A satisfactory ventilation system, which avoid negative impacts on the occupants of the building, supplies air with minimal impurities or pollutants, comfortable temperatures and low flow rate and reduced noise. There are cases, when occupants to relieve their discomfort, block the ventilation on purpose, by taping over registers and vents, by putting blankets or towels against a door having undercut for providing ventilation. This behaviour is motivated by the discomfort caused by the cold drafts. There are other reasons as well for sealing the ventilation supply routes such as to shut out noise, light, insects, or odor. People, at times, experience discomfort from the movement of air depending on the temperature and velocity of the air. Movement of air with a temperature below 70 oF can be experienced as discomfort. These are few uncomfortable impacts of ventilation systems in buildings (Diamond, et. al., n.d.).
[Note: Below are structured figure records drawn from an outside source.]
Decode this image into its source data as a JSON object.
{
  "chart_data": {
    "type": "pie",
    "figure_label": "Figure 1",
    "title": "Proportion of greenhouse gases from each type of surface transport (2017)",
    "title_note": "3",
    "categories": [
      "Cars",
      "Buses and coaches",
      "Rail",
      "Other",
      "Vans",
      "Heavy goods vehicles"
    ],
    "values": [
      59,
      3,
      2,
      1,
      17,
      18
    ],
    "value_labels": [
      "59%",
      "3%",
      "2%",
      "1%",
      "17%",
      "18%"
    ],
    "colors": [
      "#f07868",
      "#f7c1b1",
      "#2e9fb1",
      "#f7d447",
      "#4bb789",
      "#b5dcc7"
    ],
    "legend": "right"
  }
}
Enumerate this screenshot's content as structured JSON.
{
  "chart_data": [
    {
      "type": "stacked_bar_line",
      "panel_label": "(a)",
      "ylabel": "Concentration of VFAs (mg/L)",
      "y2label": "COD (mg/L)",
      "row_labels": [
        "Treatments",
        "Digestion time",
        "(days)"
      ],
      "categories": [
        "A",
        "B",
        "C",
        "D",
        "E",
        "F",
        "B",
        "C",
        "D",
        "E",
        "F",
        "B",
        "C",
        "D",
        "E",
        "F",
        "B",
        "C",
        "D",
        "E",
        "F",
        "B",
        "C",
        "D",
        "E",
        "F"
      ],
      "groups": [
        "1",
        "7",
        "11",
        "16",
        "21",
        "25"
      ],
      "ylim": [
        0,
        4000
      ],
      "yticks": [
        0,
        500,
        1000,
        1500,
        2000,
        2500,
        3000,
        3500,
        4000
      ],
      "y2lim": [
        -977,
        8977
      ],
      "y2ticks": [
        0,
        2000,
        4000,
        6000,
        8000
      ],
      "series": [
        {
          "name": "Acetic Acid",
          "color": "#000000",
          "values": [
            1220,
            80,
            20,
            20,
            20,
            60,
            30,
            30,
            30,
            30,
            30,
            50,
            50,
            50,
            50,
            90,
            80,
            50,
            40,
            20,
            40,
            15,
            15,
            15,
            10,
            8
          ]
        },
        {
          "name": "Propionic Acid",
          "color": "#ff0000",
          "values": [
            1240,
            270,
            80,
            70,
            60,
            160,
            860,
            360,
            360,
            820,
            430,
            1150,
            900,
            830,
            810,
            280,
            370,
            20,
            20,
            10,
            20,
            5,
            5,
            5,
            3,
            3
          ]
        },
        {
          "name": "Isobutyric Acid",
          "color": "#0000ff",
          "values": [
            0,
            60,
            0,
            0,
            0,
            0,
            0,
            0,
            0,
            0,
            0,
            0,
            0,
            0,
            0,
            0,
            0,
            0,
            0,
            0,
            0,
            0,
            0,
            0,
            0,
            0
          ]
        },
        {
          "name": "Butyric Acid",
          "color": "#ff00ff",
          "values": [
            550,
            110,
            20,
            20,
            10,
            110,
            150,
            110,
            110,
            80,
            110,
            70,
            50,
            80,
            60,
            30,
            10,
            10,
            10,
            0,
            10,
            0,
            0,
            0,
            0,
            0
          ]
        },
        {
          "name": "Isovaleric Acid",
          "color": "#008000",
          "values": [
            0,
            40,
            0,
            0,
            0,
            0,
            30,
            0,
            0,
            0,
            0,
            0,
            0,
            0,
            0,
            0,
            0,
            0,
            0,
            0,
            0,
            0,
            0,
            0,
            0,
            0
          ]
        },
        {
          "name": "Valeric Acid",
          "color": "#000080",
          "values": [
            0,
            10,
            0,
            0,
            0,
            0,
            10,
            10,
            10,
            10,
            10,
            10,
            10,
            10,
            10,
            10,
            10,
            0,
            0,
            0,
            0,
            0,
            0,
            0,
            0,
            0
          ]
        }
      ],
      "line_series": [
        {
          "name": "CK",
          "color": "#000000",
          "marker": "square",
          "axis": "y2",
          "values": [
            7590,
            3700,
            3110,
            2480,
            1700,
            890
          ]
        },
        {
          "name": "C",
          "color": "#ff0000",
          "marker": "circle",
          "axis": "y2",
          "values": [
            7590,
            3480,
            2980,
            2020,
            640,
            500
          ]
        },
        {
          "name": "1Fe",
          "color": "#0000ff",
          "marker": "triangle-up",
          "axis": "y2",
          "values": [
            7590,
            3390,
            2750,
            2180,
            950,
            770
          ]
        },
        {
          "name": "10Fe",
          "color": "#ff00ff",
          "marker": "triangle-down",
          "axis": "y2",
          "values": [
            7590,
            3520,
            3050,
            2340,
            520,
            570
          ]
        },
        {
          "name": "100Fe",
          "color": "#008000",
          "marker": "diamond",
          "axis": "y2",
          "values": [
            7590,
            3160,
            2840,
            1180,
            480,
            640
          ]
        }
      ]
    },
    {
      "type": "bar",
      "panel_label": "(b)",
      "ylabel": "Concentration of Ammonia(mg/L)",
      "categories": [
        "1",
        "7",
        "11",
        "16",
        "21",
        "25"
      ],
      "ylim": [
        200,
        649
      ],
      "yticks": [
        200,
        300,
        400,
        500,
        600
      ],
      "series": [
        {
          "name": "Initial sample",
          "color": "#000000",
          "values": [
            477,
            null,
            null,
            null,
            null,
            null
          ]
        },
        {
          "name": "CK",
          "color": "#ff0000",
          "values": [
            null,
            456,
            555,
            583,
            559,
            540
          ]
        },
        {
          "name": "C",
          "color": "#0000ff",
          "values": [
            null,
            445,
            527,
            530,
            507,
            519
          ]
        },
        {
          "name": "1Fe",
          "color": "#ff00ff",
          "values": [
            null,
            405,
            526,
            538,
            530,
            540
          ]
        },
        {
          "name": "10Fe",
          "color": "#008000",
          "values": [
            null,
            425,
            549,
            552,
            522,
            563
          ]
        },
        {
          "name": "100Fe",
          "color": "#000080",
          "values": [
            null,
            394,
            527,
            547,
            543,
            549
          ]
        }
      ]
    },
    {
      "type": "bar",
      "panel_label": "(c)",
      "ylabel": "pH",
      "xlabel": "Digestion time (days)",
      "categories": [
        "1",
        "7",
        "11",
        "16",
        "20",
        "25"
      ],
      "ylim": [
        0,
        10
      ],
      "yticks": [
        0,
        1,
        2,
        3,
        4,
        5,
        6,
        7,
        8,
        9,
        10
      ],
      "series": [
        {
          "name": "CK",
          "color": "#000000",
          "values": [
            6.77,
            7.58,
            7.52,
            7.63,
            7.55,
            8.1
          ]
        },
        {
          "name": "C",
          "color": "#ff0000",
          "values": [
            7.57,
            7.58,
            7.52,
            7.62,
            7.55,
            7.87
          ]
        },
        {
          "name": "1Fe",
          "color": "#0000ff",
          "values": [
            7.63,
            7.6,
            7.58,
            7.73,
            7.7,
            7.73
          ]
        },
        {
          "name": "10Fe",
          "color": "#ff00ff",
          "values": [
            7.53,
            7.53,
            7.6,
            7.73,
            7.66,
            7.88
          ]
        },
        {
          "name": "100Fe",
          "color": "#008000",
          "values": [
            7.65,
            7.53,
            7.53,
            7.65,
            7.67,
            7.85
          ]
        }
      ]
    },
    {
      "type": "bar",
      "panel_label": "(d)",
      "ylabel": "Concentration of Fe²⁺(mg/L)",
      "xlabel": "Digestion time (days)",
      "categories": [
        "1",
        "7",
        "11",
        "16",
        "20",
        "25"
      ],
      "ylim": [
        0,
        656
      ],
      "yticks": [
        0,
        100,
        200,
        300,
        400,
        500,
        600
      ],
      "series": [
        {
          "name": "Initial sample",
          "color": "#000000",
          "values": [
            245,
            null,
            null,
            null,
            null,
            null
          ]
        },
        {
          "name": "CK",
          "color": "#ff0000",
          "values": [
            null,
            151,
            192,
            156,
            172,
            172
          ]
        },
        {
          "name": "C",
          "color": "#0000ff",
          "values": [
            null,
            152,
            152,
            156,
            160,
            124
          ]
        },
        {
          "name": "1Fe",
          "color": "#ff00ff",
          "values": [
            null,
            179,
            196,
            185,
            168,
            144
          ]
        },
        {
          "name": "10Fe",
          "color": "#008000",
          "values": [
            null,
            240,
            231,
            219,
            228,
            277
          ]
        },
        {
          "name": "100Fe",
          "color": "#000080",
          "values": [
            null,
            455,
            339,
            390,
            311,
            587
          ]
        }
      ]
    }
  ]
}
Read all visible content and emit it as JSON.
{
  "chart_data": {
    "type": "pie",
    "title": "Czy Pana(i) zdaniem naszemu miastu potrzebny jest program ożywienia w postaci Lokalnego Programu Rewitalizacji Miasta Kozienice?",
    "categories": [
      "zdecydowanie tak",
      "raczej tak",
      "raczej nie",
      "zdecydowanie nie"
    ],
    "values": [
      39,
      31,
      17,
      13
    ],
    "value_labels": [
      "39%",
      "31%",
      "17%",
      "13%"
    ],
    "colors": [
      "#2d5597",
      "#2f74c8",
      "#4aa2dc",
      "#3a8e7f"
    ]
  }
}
To sum up, research shows that with the mechanical ventilation system providing occupants with better indoor air quality, the associated noise levels are higher. Natural ventilation systems provide occupants with unsatisfactory ventilation quality but acceptable noise levels with windows closed, and satisfactory ventilation quality but unacceptable noise levels with windows opened (Khaleghi et. al., 2007). There are many shortcomings, relating to both indoor air quality and energy use associated with the ventilation system, which lead to health and comfort issues for the building occupants. With adequate ventilation system for the building, the result is a comfortable and healthy environment for the residents.